0.53 g of an organic compound (x) when heated with excess of nitric acid ( concentrated) and then with silver nitrate gave 0. 75 g of silver bromide precipitate. 1.0 g of (x) gave 1.32 g of $$CO_{2}$$ gas on combustion. The percentage of hydrogen in the compound (x) is __ %. [Nearest Integer]
[Given: Molar mass in g $$mol^{-1}$$ H : 1, C : 12, Br: 80, Ag: 108, O : 16 ; Compound (x) :$$C_{x}H_{y}Br_{z}$$]

We need to find the percentage of hydrogen in the organic compound $$C_xH_yBr_z$$.

First, the percentage of bromine is determined by precipitating bromide as silver bromide. From 0.53 g of the compound, 0.75 g of AgBr precipitate is produced. The molar mass of AgBr is 108 + 80 = 188 g/mol, so the moles of AgBr are $$\text{Moles of AgBr} = \frac{0.75}{188} = 0.003989 \text{ mol}$$. Since each mole of AgBr contains one mole of Br, the mass of bromine is $$\text{Mass of Br} = 0.003989 \times 80 = 0.31915 \text{ g}$$, corresponding to $$\% Br = \frac{0.31915}{0.53} \times 100 = 60.22\%$$.

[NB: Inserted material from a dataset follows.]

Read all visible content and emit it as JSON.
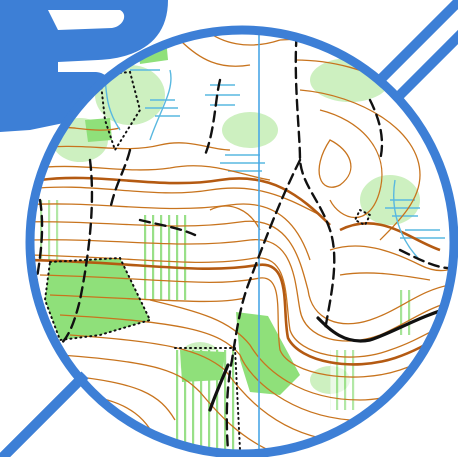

Next, the percentage of carbon is found from the combustion analysis: burning 1.0 g of the compound yields 1.32 g of $$CO_2$$. With the molar mass of $$CO_2$$ being 44 g/mol and each mole of $$CO_2$$ containing one mole of carbon (12 g), the mass of carbon is $$\text{Mass of C from 1.0 g} = \frac{12}{44} \times 1.32 = 0.36 \text{ g}$$, giving $$\% C = \frac{0.36}{1.0} \times 100 = 36\%$$.

Finally, since the compound contains only carbon, hydrogen, and bromine, the percentage of hydrogen is obtained by difference: $$\% H = 100 - \% C - \% Br = 100 - 36 - 60.22 = 3.78\%$$. Rounding to the nearest integer yields $$\% H \approx 4\%$$.

Therefore, the percentage of hydrogen in the compound is 4.